Kanishk Seth

Personal information
- Born: 4 November 1997 (age 27) Kolkata, West Bengal, India
- Batting: Right-handed
- Bowling: Left-arm medium
- Role: All-rounder

Domestic team information
- 2015–2018: Bengal
- 2020/21–2023: Railways
- 2024/25–present: Bengal

Career statistics
| Competition | FC | LA | T20 |
| Matches | 3 | 17 | 28 |
| Runs scored | 82 | 117 | 53 |
| Batting average | 41.00 | 10.63 | 8.83 |
| 100s/50s | 0/0 | 0/0 | 0/0 |
| Top score | 32* | 32 | 22* |
| Balls bowled | 528 | 828 | 574 |
| Wickets | 7 | 23 | 33 |
| Bowling average | 41.57 | 34.56 | 23.03 |
| 5 wickets in innings | 0 | 0 | 0 |
| 10 wickets in match | 0 | 0 | 0 |
| Best bowling | 3/77 | 4/59 | 3/23 |
| Catches/stumpings | 2/– | 4/– | 13/– |
- Source: ESPNcricinfo, 27 April 2025

= Kanishk Seth (cricketer) =

Indian cricketer (born 1997)

Kanishk Seth (born 4 November 1997) is an Indian cricketer.

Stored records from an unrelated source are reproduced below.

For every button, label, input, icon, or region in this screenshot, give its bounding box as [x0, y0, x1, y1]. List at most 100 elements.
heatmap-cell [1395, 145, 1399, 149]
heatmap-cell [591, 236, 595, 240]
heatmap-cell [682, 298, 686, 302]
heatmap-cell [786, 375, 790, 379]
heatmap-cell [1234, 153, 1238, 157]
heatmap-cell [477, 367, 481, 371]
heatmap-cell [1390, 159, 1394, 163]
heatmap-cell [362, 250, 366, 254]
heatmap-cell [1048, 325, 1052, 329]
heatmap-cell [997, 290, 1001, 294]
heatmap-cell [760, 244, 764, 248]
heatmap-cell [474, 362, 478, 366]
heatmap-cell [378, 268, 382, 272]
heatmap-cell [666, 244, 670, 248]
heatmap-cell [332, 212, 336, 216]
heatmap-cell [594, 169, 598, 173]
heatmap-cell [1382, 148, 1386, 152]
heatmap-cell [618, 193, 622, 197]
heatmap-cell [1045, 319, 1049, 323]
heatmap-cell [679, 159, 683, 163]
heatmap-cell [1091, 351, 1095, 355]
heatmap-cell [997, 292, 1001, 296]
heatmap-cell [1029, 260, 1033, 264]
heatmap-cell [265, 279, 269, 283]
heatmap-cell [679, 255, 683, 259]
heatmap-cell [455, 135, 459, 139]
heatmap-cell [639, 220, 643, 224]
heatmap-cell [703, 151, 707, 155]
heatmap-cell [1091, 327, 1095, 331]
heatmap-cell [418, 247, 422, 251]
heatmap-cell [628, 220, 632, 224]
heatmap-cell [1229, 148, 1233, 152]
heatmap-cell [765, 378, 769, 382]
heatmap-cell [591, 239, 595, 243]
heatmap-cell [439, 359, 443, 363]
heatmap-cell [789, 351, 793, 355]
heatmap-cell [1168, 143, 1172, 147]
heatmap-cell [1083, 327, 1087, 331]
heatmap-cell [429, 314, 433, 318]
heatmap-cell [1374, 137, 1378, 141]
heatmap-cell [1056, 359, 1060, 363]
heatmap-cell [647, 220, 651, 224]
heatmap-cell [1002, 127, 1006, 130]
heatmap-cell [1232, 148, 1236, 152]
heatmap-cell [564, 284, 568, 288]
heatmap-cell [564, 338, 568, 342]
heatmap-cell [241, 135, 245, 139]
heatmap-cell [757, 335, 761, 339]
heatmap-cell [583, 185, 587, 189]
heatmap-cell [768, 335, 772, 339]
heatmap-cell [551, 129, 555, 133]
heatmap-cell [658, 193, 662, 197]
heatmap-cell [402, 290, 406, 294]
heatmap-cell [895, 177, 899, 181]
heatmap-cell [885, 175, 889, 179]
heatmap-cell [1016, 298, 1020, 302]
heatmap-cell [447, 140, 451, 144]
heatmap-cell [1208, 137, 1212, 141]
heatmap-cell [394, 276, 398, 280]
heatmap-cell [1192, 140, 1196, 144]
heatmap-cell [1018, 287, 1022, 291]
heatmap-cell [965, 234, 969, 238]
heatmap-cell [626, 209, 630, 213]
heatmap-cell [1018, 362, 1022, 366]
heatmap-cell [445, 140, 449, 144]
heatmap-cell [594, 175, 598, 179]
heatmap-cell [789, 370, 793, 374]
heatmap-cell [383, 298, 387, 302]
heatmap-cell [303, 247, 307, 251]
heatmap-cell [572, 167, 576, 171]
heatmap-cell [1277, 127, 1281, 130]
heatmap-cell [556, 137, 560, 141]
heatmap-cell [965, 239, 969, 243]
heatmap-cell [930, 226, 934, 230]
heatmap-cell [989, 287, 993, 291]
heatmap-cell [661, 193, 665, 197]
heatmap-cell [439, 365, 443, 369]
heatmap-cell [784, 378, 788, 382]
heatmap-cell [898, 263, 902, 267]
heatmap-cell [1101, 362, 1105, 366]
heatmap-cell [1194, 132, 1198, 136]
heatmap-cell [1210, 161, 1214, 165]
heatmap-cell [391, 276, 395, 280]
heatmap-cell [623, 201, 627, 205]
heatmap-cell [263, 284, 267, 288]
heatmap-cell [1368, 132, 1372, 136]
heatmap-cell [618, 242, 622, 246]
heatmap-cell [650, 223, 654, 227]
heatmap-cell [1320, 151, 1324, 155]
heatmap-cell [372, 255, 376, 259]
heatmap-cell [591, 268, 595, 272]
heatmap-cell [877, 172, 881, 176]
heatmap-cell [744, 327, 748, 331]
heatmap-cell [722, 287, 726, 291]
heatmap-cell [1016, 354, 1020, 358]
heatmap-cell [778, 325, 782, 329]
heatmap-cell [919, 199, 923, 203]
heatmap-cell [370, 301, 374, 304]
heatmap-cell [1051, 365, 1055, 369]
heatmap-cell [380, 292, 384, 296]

He plays Twenty20 cricket for Railways. He made his List A debut for Bengal in the 2016–17 Vijay Hazare Trophy on 28 February 2017. He made his first-class debut for Bengal in the 2017–18 Ranji Trophy on 6 October 2017. In January 2018, he was bought by the Chennai Super Kings in the 2018 IPL auction.